Rangers
- Full name: Rangers F.C.
- Founded: 1881
- Dissolved: 1889
- Ground: Wellington Park
- Hon. Secretary: Wm. Hendry
- Match Secretary: Duncan M'Vicar
| Home colours |

= Greenock Rangers F.C. =

Former association football club in Scotland

Rangers Football Club was a Scottish football team located in the town of Greenock, Renfrewshire.

==History==

The club was founded in 1881. Despite the existence of the already-famous Rangers in Glasgow, the Greenock club's official name was also simply Rangers, although the Scottish Football Association recorded it as Rangers (Greenock), and the media usually referred to the club as Greenock Rangers. It replaced Wellington Park at the ground of the same name.

The club turned senior in 1884 by joining the Scottish Football Association. It entered the 1884–85 Scottish Cup, but was hammered 12–1 by Cartvale in the first round; its first entry into the Renfrewshire Cup was almost as disastrous, with an 11–1 home defeat to Neilston. It did however win a tie in the Greenock & District Charity Cup, 5–3 at 1st R.R.V.; it was the club's only competitive victory.

At the time Rangers turned senior, Greenock had a number of clubs, including senior clubs Southern, Greenock Rovers, Lyle Athletic, Northern (Greenock), Morton, and the 1st R.R.V.; between them, they had 320 members, but St Mirren in nearby Paisley had 300 members alone. With 30 members, Rangers was the joint-smallest of them.

However, in 1885, it claimed a 189 members, which would have made it the biggest of the clubs in the town. Nevertheless, it still lost in the first round of the 1885–86 Scottish Cup, 5–1 at Johnstone, and in the first round of the Renfrewshire. The membership figure may be a mistake as by 1886 it had reduced to 60.

Either way, the club was singularly unsuccessful. In four Scottish Cup entries and five Renfrewshire Cup entries, it never won a tie. The only time it reached the second round of the Scottish Cup was in 1886–87, when it successfully protested the 1st R.R.V. for fielding two unregistered players. In the second round Rangers lost 8–2 at Abercorn.

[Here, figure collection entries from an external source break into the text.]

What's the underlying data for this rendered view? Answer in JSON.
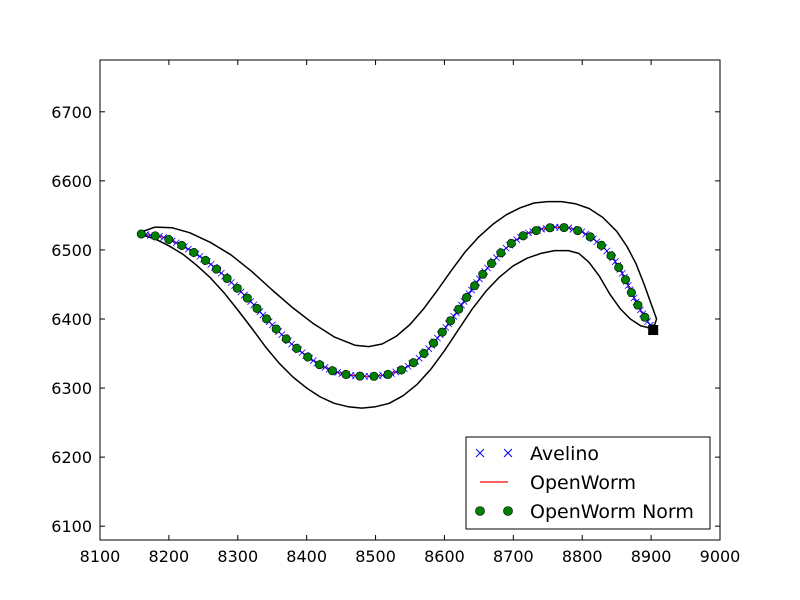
{
  "chart_data": {
    "type": "scatter",
    "xlim": [
      8100,
      9000
    ],
    "ylim": [
      6080,
      6775
    ],
    "x_ticks": [
      8100,
      8200,
      8300,
      8400,
      8500,
      8600,
      8700,
      8800,
      8900,
      9000
    ],
    "y_ticks": [
      6100,
      6200,
      6300,
      6400,
      6500,
      6600,
      6700
    ],
    "grid": false,
    "legend_position": "lower-right",
    "colors": {
      "avelino": "#0000ff",
      "openworm": "#ff0000",
      "openworm_norm": "#008000",
      "contour": "#000000"
    },
    "legend": [
      {
        "key": "avelino",
        "label": "Avelino",
        "marker": "x"
      },
      {
        "key": "openworm",
        "label": "OpenWorm",
        "marker": "line"
      },
      {
        "key": "openworm_norm",
        "label": "OpenWorm Norm",
        "marker": "circle"
      }
    ],
    "centerline": [
      [
        8160,
        6523
      ],
      [
        8175,
        6521
      ],
      [
        8190,
        6519
      ],
      [
        8205,
        6513
      ],
      [
        8222,
        6505
      ],
      [
        8240,
        6494
      ],
      [
        8260,
        6480
      ],
      [
        8280,
        6463
      ],
      [
        8300,
        6444
      ],
      [
        8320,
        6424
      ],
      [
        8340,
        6402
      ],
      [
        8360,
        6381
      ],
      [
        8380,
        6362
      ],
      [
        8400,
        6346
      ],
      [
        8420,
        6333
      ],
      [
        8440,
        6324
      ],
      [
        8460,
        6319
      ],
      [
        8480,
        6317
      ],
      [
        8500,
        6317
      ],
      [
        8520,
        6320
      ],
      [
        8540,
        6327
      ],
      [
        8560,
        6340
      ],
      [
        8580,
        6360
      ],
      [
        8600,
        6385
      ],
      [
        8620,
        6413
      ],
      [
        8640,
        6443
      ],
      [
        8660,
        6471
      ],
      [
        8680,
        6494
      ],
      [
        8700,
        6512
      ],
      [
        8720,
        6524
      ],
      [
        8740,
        6530
      ],
      [
        8760,
        6533
      ],
      [
        8780,
        6532
      ],
      [
        8800,
        6526
      ],
      [
        8815,
        6517
      ],
      [
        8830,
        6505
      ],
      [
        8845,
        6488
      ],
      [
        8860,
        6463
      ],
      [
        8872,
        6437
      ],
      [
        8885,
        6412
      ],
      [
        8895,
        6396
      ],
      [
        8903,
        6386
      ]
    ],
    "contour_upper": [
      [
        8160,
        6526
      ],
      [
        8180,
        6533
      ],
      [
        8205,
        6532
      ],
      [
        8230,
        6525
      ],
      [
        8260,
        6511
      ],
      [
        8290,
        6493
      ],
      [
        8320,
        6469
      ],
      [
        8350,
        6442
      ],
      [
        8380,
        6416
      ],
      [
        8410,
        6393
      ],
      [
        8440,
        6374
      ],
      [
        8470,
        6362
      ],
      [
        8490,
        6360
      ],
      [
        8510,
        6364
      ],
      [
        8530,
        6375
      ],
      [
        8550,
        6392
      ],
      [
        8570,
        6415
      ],
      [
        8590,
        6442
      ],
      [
        8610,
        6470
      ],
      [
        8630,
        6497
      ],
      [
        8650,
        6519
      ],
      [
        8670,
        6537
      ],
      [
        8690,
        6551
      ],
      [
        8710,
        6561
      ],
      [
        8730,
        6568
      ],
      [
        8750,
        6570
      ],
      [
        8770,
        6570
      ],
      [
        8790,
        6567
      ],
      [
        8810,
        6560
      ],
      [
        8830,
        6547
      ],
      [
        8850,
        6527
      ],
      [
        8865,
        6505
      ],
      [
        8878,
        6480
      ],
      [
        8890,
        6450
      ],
      [
        8900,
        6422
      ],
      [
        8908,
        6400
      ],
      [
        8903,
        6386
      ]
    ],
    "contour_lower": [
      [
        8903,
        6386
      ],
      [
        8885,
        6390
      ],
      [
        8870,
        6400
      ],
      [
        8855,
        6415
      ],
      [
        8840,
        6436
      ],
      [
        8825,
        6462
      ],
      [
        8810,
        6482
      ],
      [
        8795,
        6495
      ],
      [
        8780,
        6499
      ],
      [
        8760,
        6499
      ],
      [
        8740,
        6495
      ],
      [
        8720,
        6488
      ],
      [
        8700,
        6477
      ],
      [
        8680,
        6461
      ],
      [
        8660,
        6440
      ],
      [
        8640,
        6414
      ],
      [
        8620,
        6384
      ],
      [
        8600,
        6354
      ],
      [
        8580,
        6327
      ],
      [
        8560,
        6305
      ],
      [
        8540,
        6289
      ],
      [
        8520,
        6278
      ],
      [
        8500,
        6273
      ],
      [
        8480,
        6271
      ],
      [
        8460,
        6273
      ],
      [
        8440,
        6278
      ],
      [
        8420,
        6287
      ],
      [
        8400,
        6300
      ],
      [
        8380,
        6316
      ],
      [
        8360,
        6336
      ],
      [
        8340,
        6360
      ],
      [
        8320,
        6387
      ],
      [
        8300,
        6413
      ],
      [
        8280,
        6438
      ],
      [
        8260,
        6460
      ],
      [
        8240,
        6478
      ],
      [
        8220,
        6494
      ],
      [
        8200,
        6506
      ],
      [
        8180,
        6516
      ],
      [
        8160,
        6522
      ]
    ],
    "end_marker": {
      "x": 8903,
      "y": 6384,
      "marker": "square"
    },
    "norm_point_count": 49,
    "x_marker_count": 150
  }
}
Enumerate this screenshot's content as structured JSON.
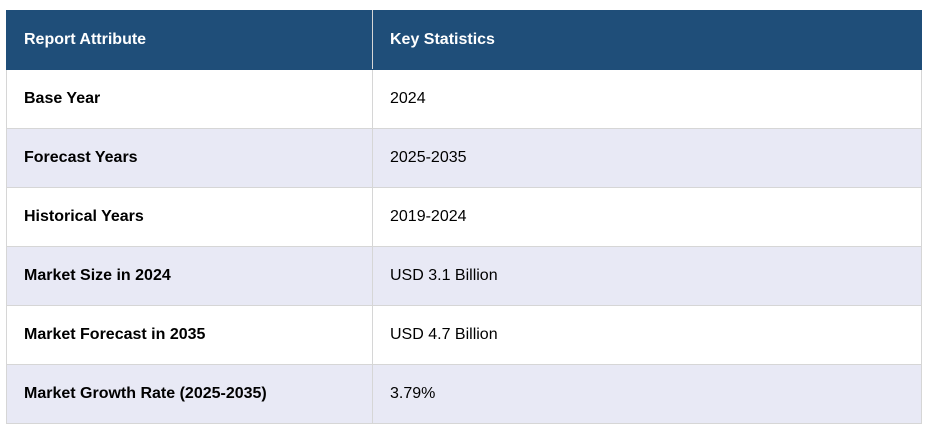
{
  "table": {
    "headers": [
      "Report Attribute",
      "Key Statistics"
    ],
    "rows": [
      [
        "Base Year",
        "2024"
      ],
      [
        "Forecast Years",
        "2025-2035"
      ],
      [
        "Historical Years",
        "2019-2024"
      ],
      [
        "Market Size in 2024",
        "USD 3.1 Billion"
      ],
      [
        "Market Forecast in 2035",
        "USD 4.7 Billion"
      ],
      [
        "Market Growth Rate (2025-2035)",
        "3.79%"
      ]
    ],
    "colors": {
      "header_bg": "#1f4e79",
      "header_text": "#ffffff",
      "row_alt_bg": "#e8e9f5",
      "border": "#d6d6d6"
    }
  }
}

The club had one minor recognition when secretary John B. Walker was elected President of the Renfrewshire F.A. in 1887. It did not help the club - it suffered another double-digit defeat in the national cup and withdrew from the county after arriving late for the tie at Renfrew. The club was considered defunct by 1888–89, with doubts about the club being able to take part in its Scottish Cup tie that season with Pollokshaws Harp justified when the team withdrew; it did however manage to get together a scratch side for the Renfrewshire Cup tie at Port Glasgow Athletic, which ended in another double-digit defeat. the club finally gave up the unequal struggle, not renewing its Scottish FA subscription for the 1889–90 season. The club continued at a new ground as a Junior side, under former secretary M'Vicar, until 1890 and a second side of the same name was formed in 1892.

==Colours==

The club wore navy blue and white 1" hooped jerseys, white knickers, and red stockings.

==Ground==

The club firstly played at Wellington Park, at the foot of Whinhill, 5 minutes' walk from Lynedoch railway station. In 1886 it moved to Ladyburn Park.